Im Diogenes Verlag ist eine ungekürzte Lesung (2 CDs, 125 Min.) dieser meisterhaften Erzählung erschienen. Dafür konnte der bekannte Schauspieler und Sprecher Hans Korte gewonnen werden. Mit seiner ruhigen und doch ausdrucksstarken Stimme gelingt es ihm, wunderbar und einfühlsam die Spannungen zwischen dem Besatzer und den beiden Quartiergebern und deren Innenleben hörbar zu machen. Dabei kommt ihm zugute, dass die Figur des Onkels die erzählende Person ist.

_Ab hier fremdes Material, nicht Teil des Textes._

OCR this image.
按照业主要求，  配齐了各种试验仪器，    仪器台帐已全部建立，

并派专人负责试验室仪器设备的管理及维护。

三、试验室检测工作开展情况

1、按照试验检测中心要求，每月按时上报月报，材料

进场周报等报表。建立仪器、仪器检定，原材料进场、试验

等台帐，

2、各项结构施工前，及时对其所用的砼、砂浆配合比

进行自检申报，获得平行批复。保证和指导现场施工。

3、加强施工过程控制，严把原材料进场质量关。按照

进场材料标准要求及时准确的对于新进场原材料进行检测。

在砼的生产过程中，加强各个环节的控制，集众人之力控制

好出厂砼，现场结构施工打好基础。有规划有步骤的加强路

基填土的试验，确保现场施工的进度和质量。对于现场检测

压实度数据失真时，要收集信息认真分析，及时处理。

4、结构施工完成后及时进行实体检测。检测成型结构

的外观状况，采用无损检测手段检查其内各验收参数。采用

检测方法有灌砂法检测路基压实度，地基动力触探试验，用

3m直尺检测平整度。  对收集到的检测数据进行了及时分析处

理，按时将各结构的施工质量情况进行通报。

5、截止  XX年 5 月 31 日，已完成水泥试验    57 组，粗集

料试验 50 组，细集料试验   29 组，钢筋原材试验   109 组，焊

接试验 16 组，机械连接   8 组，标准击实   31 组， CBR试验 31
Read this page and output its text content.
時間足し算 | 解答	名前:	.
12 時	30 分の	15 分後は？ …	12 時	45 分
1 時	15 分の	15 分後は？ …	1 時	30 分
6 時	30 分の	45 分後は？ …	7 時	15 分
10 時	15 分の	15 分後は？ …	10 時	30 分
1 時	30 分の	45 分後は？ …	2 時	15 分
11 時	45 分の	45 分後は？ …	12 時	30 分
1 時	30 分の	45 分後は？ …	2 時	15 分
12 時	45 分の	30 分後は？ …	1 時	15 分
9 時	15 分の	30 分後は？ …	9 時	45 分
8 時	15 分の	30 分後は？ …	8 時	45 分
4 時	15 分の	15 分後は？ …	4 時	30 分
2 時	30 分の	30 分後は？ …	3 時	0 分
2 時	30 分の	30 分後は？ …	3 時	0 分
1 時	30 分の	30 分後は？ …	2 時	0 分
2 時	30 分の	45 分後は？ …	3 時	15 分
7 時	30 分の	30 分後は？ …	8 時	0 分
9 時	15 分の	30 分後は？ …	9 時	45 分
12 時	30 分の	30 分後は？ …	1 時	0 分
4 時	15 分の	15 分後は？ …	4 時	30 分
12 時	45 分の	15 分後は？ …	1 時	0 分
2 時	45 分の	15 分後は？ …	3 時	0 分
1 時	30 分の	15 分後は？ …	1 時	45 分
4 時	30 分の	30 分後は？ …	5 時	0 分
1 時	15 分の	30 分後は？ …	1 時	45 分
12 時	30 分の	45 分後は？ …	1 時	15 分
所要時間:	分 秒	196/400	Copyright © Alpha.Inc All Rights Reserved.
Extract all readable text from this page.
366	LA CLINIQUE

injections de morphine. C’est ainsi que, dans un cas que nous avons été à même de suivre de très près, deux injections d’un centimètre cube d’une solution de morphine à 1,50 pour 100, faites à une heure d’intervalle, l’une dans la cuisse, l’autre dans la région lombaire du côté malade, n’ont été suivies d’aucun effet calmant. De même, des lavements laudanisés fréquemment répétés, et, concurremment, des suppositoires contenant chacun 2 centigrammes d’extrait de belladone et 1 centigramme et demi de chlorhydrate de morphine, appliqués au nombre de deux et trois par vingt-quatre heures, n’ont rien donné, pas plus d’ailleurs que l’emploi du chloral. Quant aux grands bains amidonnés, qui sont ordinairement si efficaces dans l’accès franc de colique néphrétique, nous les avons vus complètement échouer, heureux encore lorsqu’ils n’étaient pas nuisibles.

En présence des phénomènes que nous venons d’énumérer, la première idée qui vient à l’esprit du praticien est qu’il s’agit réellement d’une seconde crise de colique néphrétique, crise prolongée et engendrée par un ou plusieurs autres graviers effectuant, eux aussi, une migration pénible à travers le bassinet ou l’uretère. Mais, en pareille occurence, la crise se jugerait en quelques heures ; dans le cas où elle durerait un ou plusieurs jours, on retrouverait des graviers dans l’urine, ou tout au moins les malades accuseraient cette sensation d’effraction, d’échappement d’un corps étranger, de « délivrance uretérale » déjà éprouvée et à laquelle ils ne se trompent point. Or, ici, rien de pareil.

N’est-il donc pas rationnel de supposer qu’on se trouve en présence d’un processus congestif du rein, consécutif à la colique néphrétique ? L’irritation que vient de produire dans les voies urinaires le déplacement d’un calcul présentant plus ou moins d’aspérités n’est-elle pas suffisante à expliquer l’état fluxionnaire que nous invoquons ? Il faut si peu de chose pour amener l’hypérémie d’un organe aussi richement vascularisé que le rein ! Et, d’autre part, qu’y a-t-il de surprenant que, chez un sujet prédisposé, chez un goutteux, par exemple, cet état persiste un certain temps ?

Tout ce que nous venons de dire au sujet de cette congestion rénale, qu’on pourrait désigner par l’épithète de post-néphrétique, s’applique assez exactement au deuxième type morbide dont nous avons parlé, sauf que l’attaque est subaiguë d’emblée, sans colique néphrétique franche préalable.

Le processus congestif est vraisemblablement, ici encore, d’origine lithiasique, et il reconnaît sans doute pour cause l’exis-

Komplettiert wird das Diogenes-Hörbuch durch ein Essay von Ludwig Harig „Stimmen aus dem Leib des Fisches“, das von Gert Heidenreich gelesen wird. Zudem bringt das Booklet einen Textauszug aus einem Nachwort von Yves Beigbeder über die Entstehung der Novelle.
Fazit: Ein bemerkenswertes Hörbuch aus drei Gründen: eine spannende und nachdenkliche Geschichte, ein brillanter Sprecher und viele zusätzliche Informationen.